Die Plattform appelliert daher an die Abgeordneten, diesem Gesetz nicht zuzustimmen.

1. Tatsächlich ein Straftatbestand „politischer Islam“

Der geplante Straftatbestand ist im Kern ein lange geplantes Projekt der politischen Rechten, das auf entsprechende Vorstöße von FPÖ und ÖVP zurückgeht. Als Straftatbestand gegen den „politischen Islam“ war dieser immer als deutlich selektives und spezifisch auf die Religion des Islam ausgerichtetes Gesinnungsgesetz gedacht, formuliert und geplant.

Die ÖVP forderte im Wahlprogramm 2017 „Null Toleranz gegenüber dem politischem Islam“ und dementsprechend das Strafrecht nachzuschärfen.[1] Das türkis-blaue Regierungsübereinkommen aus demselben Jahr sah „strafgesetzliche Bestimmungen gegen den politischen Islam (Ausgestaltung im StGB)“ im Strafgesetzbuch vor.[2] Die Folgekoalition aus ÖVP und Grünen setzte das Vorhaben in ihrem Regierungsübereinkommen als „Präzisierung und Ergänzung von Straftatbeständen zur effektiven Bekämpfung des religiös motivierten politischen Extremismus (politischer Islam)“ fort.[3] Was die Nennung des „politischen Islam“ als Klammerausdruck bezweckt, ist nicht eindeutig, lässt aber den Schluss nahe, dass es sich dabei um eine zwischen den Parteien akkordierte Ausweichformulierung und Umgehungskonstruktion handelt, auf die auch nun in der Gesetzesvorlage zurück gegriffen wird.

Nach dem Terroranschlag vom 2. November in Wien kündigte ÖVP-Kanzler Sebastian Kurz bei einem Ministerratsvortrag die konkrete Umsetzung eines Straftatbestands „politscher Islam“ als „Kampf gegen den politischen Islam und die ideologische Grundlage dahinter“ an.[4] Bei der Präsentation des Straftatbestands nach einem weiteren Ministerrat im Dezember 2020 bekräftigte Integrationsministerin Susanne Raab: „Selbstverständlich haben wir einen Straftatbestand geschaffen, der den ‚Politischen Islam‘ in Österreich verbietet.“[5]
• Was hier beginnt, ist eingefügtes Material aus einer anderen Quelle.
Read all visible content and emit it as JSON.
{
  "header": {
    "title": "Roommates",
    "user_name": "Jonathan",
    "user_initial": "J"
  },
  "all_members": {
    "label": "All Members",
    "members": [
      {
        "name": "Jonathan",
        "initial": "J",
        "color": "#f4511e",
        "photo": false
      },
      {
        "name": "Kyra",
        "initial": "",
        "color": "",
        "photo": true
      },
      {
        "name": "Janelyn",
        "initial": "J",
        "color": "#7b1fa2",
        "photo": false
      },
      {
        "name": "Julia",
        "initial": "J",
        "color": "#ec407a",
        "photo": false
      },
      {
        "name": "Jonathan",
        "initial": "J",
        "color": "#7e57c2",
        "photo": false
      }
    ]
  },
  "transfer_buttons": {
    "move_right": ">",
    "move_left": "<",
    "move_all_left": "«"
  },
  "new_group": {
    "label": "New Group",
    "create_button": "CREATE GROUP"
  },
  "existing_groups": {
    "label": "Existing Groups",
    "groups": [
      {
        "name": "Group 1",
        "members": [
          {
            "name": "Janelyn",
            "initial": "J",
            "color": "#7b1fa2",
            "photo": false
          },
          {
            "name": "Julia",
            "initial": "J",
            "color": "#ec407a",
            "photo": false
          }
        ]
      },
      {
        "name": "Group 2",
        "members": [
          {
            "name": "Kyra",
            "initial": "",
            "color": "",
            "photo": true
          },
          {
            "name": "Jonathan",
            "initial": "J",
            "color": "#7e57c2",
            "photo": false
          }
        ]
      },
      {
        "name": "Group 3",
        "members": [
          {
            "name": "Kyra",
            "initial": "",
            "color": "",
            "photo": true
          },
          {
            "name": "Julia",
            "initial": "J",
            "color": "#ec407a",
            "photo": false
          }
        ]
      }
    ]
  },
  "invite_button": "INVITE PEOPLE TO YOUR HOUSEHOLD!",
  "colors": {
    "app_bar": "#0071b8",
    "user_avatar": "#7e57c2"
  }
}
Dabei muss erwähnt werden, dass derzeit sämtliche Strömungen des pluralistischen politischen Islam sowohl politisch, als auch medial und institutionell (und dabei wissenschaftlich völlig unzulässig) auf „eine Feindschaft zu Demokratie und Menschenrechten“ reduziert werden, wie es etwa auch der Politologe Dr. Benjamin Opratko kritisiert.[6] Darüber hinaus gibt es derzeit in Österreich keinerlei politische oder mediale Diskussion darüber, inwiefern ein – real existierendes[7] – reaktionäres politisches Christentum als „religiös motivierte extremistische Verbindung“ strafrechtlich verfolgt werden sollte.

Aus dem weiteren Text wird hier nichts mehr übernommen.